The LA Chargers (get it?) are a good example, featuring star-in-the-making QB Justin Herbert whose talents complement a roster of talented skill position players like WR Keenan Allen and RB Austin Ekeler. Both entities’ mascots have also spent time lobbying local governments for more incentives.
Disgusting Trash
Not all companies can become market leaders. Most companies trend somewhere in the middle, neither making many waves nor grabbing headlines.
These are not those companies. These are the companies that consistently underperform, whether due to bad leadership, bad product, bad timing, or, most perniciously, stagnant innovation.
Like Blue Apron. They shipped frozen meals in the mail, who could have seen that failing? That’s almost like a football team having a hall of fame quarterback/wide receiver combo that failed to win a single playoff game. Yikes!
Teams like the Lions, Jets, and, lately, the Houston Texans all fall into this bucket. They just can’t put together a winning season, despite the advantage of routinely owning a top-5 pick in the NFL Draft.
What’s the Upside?
Think about how and where you spend your money. Are you buying something that will add value to you, or doing it to add some flash?

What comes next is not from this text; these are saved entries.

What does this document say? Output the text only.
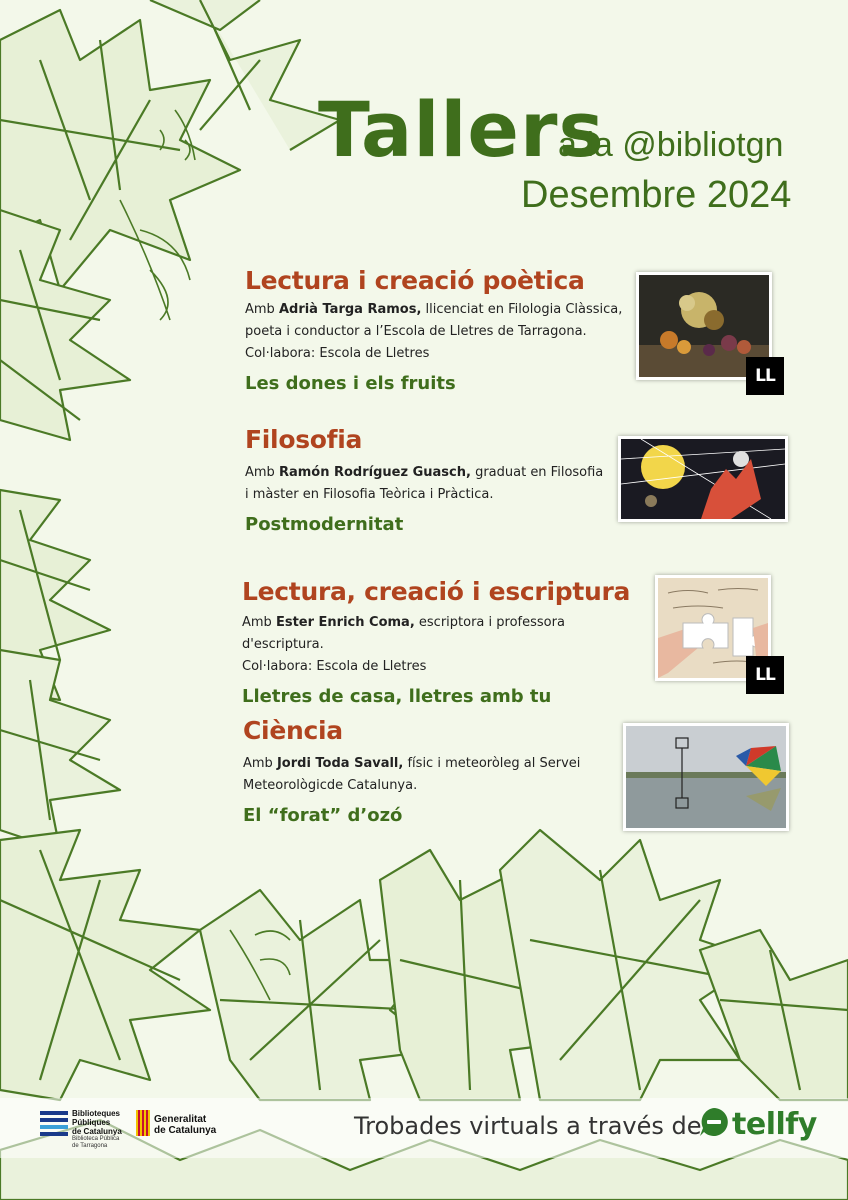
Tallers
a la @bibliotgn
Desembre 2024
Lectura i creació poètica
Amb Adrià Targa Ramos, llicenciat en Filologia Clàssica,
poeta i conductor a l’Escola de Lletres de Tarragona.
Col·labora: Escola de Lletres
Les dones i els fruits	LL
Filosofia
Amb Ramón Rodríguez Guasch, graduat en Filosofia
i màster en Filosofia Teòrica i Pràctica.
Postmodernitat
Lectura, creació i escriptura
Amb Ester Enrich Coma, escriptora i professora d'escriptura.
Col·labora: Escola de Lletres
Lletres de casa, lletres amb tu
LL
Ciència
Amb Jordi Toda Savall, físic i meteoròleg al Servei
Meteorològicde Catalunya.
El “forat” d’ozó
Biblioteques
Públiques
de Catalunya
Biblioteca Pública
de Tarragona
Generalitat
de Catalunya	Trobades virtuals a través de tellfy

Consistently prudent purchases add up to create value, whether that’s technology for your company, a promising quarterback for your team, or just something for your house that makes your life easier.
And, if that doesn’t work, just live in a major media market and negotiate a multibillion-dollar media rights deal to bail you out. Al Davis said it best:
For Your Weekend
This is where we’ll post a round-up of essays, podcasts, and streaming shows to check out over your weekend. We cast a wide net so you don’t have to.
Read:
‘We’re the Only Plane in the Sky’ by Garrett Graff (Politico)
Where was the president in the eight hours after the Sept. 11 attacks? The strange, harrowing journey of Air Force One, as told by the people who were on board.
It’s the 20th anniversary of the 9/11 attacks this Saturday. This article reads like a documentary and is well worth your time.
Watch:
Clarkson’s Farm (Amazon Prime)
Fans of Top Gear and The Grand Tour will know Jeremy Clarkson well. This 8-part series follows Clarkson as he attempts to be a farmer for the first time. It’s hilarious, touching, and very satisfying. Highly recommend a watch.